Noting the work that will be needed to integrate the new Tables into a company's product portfolio and the resources it will take to achieve that goal, Rick Berry, a principal in Tillinghast's New York office, says companies should rethink their products.
The "product rationalization" that Berry addressed includes goals such as rethinking product strategy and creating a better alignment of products with business strategy.
Business strategy, he continued, could address how products will be distributed and what markets are being targeted, he added. It could also entail filling gaps and eliminating redundancies, Berry said.

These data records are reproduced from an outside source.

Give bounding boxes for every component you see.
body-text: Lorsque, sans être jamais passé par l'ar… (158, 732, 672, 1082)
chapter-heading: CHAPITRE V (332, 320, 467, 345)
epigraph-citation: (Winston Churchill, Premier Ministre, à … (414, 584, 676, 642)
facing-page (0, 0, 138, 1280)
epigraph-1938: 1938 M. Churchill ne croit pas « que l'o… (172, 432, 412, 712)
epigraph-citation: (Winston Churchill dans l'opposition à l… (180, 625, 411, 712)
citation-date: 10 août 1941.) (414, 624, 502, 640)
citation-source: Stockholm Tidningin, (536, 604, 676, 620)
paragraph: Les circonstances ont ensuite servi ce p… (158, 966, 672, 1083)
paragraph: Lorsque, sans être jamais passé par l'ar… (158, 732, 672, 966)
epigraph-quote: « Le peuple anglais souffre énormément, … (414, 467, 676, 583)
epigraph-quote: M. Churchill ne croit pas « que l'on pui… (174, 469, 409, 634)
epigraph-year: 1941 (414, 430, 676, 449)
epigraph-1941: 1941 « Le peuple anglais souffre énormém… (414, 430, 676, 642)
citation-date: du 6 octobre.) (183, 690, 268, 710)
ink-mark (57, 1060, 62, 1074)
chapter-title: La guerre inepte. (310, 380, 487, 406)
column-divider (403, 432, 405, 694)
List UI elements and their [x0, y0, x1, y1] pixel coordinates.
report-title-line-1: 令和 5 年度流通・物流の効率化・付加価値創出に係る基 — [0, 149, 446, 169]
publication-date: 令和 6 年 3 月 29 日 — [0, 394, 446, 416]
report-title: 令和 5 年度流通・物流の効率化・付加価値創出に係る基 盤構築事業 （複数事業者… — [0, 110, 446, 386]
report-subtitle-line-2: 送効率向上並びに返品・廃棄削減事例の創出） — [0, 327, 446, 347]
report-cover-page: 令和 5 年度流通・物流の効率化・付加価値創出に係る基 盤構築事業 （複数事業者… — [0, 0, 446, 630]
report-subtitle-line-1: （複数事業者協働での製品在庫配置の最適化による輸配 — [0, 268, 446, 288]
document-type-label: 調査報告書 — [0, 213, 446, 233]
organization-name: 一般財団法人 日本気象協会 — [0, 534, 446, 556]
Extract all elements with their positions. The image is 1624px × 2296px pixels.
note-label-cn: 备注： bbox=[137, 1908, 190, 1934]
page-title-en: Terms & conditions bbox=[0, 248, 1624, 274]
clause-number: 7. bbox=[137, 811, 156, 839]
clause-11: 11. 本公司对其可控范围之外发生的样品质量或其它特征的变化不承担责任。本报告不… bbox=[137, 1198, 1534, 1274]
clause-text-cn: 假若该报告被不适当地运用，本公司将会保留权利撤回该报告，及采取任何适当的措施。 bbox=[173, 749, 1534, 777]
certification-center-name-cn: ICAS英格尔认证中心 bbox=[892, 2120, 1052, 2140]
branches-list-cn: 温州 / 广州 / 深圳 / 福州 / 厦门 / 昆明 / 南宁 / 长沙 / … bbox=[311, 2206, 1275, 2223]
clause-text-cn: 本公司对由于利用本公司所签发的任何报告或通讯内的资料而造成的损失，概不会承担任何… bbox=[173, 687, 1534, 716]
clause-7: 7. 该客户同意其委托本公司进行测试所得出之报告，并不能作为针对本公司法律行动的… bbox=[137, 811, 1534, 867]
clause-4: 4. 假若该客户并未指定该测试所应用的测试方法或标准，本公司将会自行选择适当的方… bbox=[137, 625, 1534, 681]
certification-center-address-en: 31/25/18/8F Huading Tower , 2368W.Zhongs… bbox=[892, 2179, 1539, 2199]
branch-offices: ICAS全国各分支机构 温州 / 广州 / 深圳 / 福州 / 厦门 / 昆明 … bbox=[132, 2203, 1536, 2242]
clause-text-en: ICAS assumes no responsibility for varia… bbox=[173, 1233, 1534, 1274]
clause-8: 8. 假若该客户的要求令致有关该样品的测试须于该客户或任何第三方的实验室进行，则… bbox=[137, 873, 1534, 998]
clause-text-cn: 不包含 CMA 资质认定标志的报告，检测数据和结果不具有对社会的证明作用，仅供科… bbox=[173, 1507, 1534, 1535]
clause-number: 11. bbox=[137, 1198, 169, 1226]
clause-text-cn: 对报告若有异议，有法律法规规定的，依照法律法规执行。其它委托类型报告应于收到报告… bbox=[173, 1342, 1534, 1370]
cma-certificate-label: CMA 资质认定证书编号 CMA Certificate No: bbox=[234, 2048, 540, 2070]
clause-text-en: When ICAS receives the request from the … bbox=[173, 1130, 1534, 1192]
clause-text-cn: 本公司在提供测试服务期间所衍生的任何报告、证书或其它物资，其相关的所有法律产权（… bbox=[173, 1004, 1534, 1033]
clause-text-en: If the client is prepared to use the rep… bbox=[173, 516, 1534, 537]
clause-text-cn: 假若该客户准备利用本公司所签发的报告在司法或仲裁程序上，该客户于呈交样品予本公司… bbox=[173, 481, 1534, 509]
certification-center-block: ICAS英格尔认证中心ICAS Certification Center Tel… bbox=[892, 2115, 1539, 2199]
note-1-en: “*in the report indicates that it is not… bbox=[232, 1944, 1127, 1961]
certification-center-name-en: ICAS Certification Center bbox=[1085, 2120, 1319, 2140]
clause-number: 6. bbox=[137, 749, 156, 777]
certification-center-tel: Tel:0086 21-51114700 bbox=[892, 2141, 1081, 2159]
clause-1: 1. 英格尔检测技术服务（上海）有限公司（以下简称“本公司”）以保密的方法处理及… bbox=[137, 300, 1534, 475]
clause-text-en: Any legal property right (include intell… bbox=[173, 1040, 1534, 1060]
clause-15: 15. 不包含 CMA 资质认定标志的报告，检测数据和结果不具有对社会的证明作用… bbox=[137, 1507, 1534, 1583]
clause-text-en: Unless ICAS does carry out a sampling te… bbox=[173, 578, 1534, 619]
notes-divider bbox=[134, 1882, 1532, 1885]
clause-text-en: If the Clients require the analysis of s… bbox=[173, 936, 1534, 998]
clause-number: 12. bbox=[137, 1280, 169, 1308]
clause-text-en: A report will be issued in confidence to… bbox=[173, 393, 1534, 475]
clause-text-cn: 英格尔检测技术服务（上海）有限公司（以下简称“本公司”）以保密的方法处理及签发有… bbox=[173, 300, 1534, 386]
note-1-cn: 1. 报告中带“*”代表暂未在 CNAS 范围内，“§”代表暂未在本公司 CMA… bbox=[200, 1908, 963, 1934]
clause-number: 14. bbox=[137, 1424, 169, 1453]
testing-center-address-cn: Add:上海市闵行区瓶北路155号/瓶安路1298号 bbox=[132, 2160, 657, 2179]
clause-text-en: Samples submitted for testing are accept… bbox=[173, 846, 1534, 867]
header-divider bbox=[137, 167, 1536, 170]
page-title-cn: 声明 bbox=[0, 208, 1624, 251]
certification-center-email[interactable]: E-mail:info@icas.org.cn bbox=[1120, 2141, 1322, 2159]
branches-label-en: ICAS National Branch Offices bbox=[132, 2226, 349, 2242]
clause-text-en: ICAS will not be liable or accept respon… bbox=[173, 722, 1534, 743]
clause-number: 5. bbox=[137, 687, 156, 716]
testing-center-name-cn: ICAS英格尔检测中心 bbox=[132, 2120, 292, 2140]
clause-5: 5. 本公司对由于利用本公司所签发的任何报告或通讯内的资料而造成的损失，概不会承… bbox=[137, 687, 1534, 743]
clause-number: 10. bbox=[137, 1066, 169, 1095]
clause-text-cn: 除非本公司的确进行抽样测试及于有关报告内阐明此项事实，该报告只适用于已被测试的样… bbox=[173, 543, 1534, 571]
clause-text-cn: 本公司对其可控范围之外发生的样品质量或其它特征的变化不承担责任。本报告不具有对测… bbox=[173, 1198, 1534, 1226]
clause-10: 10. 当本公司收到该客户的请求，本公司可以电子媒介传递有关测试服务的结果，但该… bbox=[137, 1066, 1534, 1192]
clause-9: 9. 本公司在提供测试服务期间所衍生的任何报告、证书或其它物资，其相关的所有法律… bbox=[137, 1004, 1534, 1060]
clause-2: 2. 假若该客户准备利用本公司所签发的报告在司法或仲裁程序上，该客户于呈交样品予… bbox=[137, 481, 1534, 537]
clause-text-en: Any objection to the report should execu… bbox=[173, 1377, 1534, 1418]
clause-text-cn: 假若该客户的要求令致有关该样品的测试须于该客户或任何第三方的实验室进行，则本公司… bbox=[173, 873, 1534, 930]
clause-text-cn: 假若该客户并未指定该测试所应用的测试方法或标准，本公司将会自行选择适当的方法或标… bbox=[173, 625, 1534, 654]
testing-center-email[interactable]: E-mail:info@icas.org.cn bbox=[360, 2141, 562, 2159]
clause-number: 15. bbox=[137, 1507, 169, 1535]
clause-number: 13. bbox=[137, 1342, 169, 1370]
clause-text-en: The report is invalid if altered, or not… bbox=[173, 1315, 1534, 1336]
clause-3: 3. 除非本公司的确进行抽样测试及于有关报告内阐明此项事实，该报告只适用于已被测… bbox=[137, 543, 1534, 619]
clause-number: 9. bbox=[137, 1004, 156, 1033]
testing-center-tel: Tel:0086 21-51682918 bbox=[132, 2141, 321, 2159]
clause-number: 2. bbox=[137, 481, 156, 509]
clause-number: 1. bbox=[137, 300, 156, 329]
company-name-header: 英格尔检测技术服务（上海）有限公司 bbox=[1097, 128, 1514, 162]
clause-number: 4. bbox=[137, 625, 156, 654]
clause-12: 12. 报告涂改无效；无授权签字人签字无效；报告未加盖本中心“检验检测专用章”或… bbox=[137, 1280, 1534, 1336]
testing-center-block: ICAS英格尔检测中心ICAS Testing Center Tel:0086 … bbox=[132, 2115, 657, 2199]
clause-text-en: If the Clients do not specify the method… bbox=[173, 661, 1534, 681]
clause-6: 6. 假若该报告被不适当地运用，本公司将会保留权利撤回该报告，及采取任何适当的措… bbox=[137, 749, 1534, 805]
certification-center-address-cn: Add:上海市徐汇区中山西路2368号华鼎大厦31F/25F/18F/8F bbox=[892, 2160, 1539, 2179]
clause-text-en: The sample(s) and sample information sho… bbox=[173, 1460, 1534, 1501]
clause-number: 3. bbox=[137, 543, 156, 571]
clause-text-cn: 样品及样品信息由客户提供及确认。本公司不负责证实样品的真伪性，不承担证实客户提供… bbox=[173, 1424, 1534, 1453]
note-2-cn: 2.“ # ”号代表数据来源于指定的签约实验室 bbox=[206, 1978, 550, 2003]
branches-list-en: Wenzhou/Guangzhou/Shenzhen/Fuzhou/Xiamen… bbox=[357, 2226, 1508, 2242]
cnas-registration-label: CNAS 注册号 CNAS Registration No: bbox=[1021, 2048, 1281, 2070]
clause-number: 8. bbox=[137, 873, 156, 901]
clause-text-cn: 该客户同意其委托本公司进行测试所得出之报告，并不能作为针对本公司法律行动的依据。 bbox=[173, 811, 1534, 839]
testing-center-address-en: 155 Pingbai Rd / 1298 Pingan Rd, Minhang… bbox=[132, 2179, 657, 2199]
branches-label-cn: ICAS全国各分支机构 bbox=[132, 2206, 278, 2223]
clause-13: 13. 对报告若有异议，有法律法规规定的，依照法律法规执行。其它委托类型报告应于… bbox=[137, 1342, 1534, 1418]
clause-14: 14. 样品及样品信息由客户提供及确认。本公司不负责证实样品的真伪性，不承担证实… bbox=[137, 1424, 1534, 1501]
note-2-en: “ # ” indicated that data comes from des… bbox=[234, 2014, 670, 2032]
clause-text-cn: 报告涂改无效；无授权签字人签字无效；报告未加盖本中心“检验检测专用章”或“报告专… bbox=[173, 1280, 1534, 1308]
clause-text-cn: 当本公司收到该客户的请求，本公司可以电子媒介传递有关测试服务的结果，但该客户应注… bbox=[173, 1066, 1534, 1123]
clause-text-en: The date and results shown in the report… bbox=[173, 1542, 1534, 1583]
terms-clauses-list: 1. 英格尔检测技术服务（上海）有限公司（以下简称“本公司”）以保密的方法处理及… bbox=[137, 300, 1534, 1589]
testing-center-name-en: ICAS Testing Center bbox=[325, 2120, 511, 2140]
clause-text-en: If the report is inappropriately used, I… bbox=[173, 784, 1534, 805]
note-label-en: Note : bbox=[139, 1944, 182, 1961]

The new tables will lower reserves and the cost of insurance, he said, with the result that term insurance will be more competitive. There might be less of a need for rethinking charges and load structures and less of a need for offshore reinsurance solutions, Berry said.
During the seminar, the impact on products such as variable universal life was discussed. For instance, using a hypothetical VUL product as an example, Nancy Kenneally, a Tillinghast consultant, explained how the new CSO Table would, among other things, reduce the cost of insurance margins and could conceivably elminate maturity issues since a maturity age of 121 would be adopted under the new Tables (see NU, April 8.)